Salary cuts and cost savings are part of a Jersey Oil & Gas strategy to maintain a lean operation that it believes will help it make money at less than $30 per barrel.
The company said further cost savings and salary reductions should enable it to continue operating with its existing cash resources into 2017 as it pursues its acquisition strategy in a difficult North Sea market
Jersey has no existing debt, a clean balance sheet, access to debt capital and significant tax losses available to acquire interests in lower cost tie back fields capable of generating cash in the low oil price environment.
The company aims to move from asset-related to “more probable corporate opportunities”.
Meanwhile, Jersey and its co-venturer, CIECO Exploration and Production (UK) are currently seeking farm-in partners for their Cortina blocks in the Central North Sea, awarded in the 28th Licencing Round, having completed planned technical studies.
Two large medium risk oil prospects have been identified with estimated volumes of 300 and 212 million stock-tank barrels respectively.
The acreage lies in a proven, light oil fairway close to the Buchan and Tweedsmuir oilfields with access to surrounding infrastructure. A farm-out process is underway with initial interest expressed by several parties.
Jersey has relinquished its Liberator field licence citing “onerous” licence fees, forgoing its 10% carried interest in this licence.
A decision by the joint venture partners has also been made to relinquish its Romeo field licence from February 11.

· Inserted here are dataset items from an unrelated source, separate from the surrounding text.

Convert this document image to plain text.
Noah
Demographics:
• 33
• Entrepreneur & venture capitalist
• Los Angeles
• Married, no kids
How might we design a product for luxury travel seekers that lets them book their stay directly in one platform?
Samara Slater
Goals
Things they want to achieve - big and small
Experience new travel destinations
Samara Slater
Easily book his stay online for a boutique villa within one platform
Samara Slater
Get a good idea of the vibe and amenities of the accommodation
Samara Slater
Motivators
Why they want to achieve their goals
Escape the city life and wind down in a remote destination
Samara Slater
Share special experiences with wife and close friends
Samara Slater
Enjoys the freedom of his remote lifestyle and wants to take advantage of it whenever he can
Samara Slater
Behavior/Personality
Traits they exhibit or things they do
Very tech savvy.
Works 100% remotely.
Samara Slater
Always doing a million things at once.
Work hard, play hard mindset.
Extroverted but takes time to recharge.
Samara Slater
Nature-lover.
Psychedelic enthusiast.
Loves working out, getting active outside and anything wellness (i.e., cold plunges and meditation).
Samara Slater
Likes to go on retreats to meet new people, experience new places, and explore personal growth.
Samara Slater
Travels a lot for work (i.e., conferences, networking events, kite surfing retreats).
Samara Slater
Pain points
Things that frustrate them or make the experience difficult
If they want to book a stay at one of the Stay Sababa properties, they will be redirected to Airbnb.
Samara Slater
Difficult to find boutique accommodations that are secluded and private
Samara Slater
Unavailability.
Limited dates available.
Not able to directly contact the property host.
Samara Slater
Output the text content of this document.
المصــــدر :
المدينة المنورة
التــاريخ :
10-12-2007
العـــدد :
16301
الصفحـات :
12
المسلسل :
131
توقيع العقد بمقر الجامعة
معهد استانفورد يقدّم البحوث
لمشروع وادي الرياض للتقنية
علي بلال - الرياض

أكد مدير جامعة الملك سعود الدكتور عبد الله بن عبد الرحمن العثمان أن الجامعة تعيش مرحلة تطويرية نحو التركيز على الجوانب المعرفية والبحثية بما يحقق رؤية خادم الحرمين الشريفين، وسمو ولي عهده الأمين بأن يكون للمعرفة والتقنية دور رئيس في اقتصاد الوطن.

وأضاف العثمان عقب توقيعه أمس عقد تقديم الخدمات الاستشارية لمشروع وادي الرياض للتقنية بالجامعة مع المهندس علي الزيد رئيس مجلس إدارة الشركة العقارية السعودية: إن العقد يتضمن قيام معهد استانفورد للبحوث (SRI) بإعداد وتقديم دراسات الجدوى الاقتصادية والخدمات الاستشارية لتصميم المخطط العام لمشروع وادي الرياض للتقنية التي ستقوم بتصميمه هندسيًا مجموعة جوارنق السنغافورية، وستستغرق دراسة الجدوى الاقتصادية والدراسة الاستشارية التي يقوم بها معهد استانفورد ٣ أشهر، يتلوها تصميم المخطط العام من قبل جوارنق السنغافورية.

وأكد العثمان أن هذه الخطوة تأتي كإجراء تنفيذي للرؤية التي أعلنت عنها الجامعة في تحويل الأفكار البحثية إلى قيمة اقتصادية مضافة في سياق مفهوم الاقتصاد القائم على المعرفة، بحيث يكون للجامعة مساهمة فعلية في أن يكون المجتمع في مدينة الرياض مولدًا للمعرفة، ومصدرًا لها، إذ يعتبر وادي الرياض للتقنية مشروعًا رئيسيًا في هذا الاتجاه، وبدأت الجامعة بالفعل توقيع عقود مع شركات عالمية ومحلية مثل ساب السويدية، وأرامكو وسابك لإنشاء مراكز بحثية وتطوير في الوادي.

Chief executive Andrew Benitz, said: “We believe that the recent oil price decline will create significant opportunities during 2016 for those entering the market and that Jersey Oil & Gas is very well positioned to take advantage of this opportune environment for acquirers.
“We are also excited to announce the launch of the Cortina farm-out process, which benefits from two identified oil prospects with significant resource potential, located in a prolific, proven light oil fairway.”